Weiner J P, Parente S T, Garnick D W, Fowles J, Lawthers A G, Palmer R H
Department of Health Policy and Management, School of Hygiene and Public Health, Johns Hopkins University, Baltimore, MD, USA.
JAMA. 1995 May 17;273(19):1503-8. doi: 10.1001/jama.273.19.1503.
To demonstrate that claims data "profiling" can be used as an ongoing method to support ambulatory care quality improvement; to measure the quality of office-based care provided to elderly patients with diabetes in three states; and to identify factors associated with better attainment of quality standards.

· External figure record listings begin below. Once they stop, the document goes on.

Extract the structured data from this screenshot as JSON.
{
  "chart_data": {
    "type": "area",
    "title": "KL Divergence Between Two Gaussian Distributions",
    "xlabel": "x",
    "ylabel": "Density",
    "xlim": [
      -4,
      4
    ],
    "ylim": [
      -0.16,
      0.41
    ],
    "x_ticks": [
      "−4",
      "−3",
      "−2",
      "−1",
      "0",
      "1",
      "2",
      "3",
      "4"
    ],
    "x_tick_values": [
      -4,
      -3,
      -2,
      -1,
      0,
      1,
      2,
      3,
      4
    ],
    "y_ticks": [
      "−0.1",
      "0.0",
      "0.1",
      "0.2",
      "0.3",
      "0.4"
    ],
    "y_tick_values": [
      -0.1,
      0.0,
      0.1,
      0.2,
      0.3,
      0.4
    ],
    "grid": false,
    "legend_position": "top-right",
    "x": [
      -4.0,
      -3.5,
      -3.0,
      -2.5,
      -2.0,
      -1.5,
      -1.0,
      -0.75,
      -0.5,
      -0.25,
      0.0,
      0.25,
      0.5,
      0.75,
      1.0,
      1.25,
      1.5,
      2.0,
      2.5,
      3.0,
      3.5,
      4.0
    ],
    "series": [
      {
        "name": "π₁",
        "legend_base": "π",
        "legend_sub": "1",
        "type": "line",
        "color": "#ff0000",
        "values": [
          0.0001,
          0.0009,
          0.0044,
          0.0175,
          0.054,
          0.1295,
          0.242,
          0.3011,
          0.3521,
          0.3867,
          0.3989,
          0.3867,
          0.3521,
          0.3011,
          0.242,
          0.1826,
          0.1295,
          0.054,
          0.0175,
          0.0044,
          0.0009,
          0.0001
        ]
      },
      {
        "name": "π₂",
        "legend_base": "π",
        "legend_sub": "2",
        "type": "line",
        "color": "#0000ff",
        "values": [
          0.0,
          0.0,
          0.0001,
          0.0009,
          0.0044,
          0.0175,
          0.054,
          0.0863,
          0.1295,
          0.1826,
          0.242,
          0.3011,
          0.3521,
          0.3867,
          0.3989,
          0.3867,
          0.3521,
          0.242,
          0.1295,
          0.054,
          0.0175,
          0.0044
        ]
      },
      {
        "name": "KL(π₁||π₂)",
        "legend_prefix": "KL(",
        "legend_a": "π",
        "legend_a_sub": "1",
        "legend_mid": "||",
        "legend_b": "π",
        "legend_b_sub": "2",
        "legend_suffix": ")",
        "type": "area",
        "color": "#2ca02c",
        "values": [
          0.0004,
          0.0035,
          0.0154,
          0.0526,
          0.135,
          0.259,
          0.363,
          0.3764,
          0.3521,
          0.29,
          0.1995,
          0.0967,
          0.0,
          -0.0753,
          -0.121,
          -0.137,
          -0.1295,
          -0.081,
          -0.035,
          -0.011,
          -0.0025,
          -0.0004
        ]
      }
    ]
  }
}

A cross-sectional study based on a 100% sample of the Medicare claims (Part B and Part A) submitted between July 1, 1990, and June 30, 1991.
All primary care practices (both solo and group) actively seeing Medicare patients with diabetes in Alabama, Iowa, and Maryland (n = 2980).
All elderly (> or = 65 years) Medicare patients seen by the study physicians and assigned a diagnosis of diabetes (n = 97,388) by any office-based physician during the year.
The proportion of patients with diabetes receiving the following procedures (from any provider) at least once during the study period: hemoglobin A1C measurement, ophthalmologic examination, total cholesterol measurement, and blood glucose measurement. We considered the first three services to be optimally recommended and blood glucose measurement to be of limited use.
Based on analyses of services provided in the ambulatory setting, we found that 84% of diabetics did not appear to receive the recommended hemoglobin A1C measurement, 54% did not see an ophthalmologist, and 45% received no cholesterol screening. Practice patterns varied considerably across the three states (up to 2.38-fold), even after adjusting for patient case mix and physician characteristics. Patients of general practitioners were less likely to meet recommended quality criteria than patients of internists or family practitioners. Patients receiving care from rural practitioners were less likely to receive services, either recommended or not, than those in urban locations.
Elderly patients with diabetes do not appear to be receiving optimal care. This study underscores the value of practice guideline development and dissemination in the ambulatory arena. This study provides substantial evidence that existing administrative claims data can be used to support ambulatory quality improvement activities.
证明索赔数据“剖析”可作为一种持续的方法来支持门诊医疗质量的改善;衡量三个州为老年糖尿病患者提供的门诊医疗服务质量;并确定与更好地达到质量标准相关的因素。
一项横断面研究,基于1990年7月1日至1991年6月30日期间提交的100%医疗保险索赔(B部分和A部分)样本。
阿拉巴马州、爱荷华州和马里兰州所有积极接待患有糖尿病的医疗保险患者的初级医疗诊所(包括单人诊所和团体诊所)(n = 2980)。
研究医生诊治的所有年龄≥65岁的老年医疗保险患者,且在当年被任何门诊医生诊断为糖尿病(n = 97388)。
在研究期间,患有糖尿病的患者(由任何提供者提供服务)至少接受以下检查一次的比例:糖化血红蛋白测量、眼科检查、总胆固醇测量和血糖测量。我们认为前三项服务为最佳推荐,而血糖测量的作用有限。
基于对门诊服务的分析,我们发现84%的糖尿病患者似乎未接受推荐的糖化血红蛋白测量,54%未看眼科医生,45%未接受胆固醇筛查。即使在对患者病例组合和医生特征进行调整后,三个州的医疗模式仍有很大差异(高达2.38倍)。与内科医生或家庭医生的患者相比,全科医生的患者不太可能达到推荐的质量标准。与城市地区的患者相比,接受农村医生治疗的患者接受推荐或非推荐服务的可能性较小。
老年糖尿病患者似乎未得到最佳治疗。本研究强调了在门诊领域制定和传播实践指南的价值。本研究提供了大量证据,表明现有的行政索赔数据可用于支持门诊质量改进活动。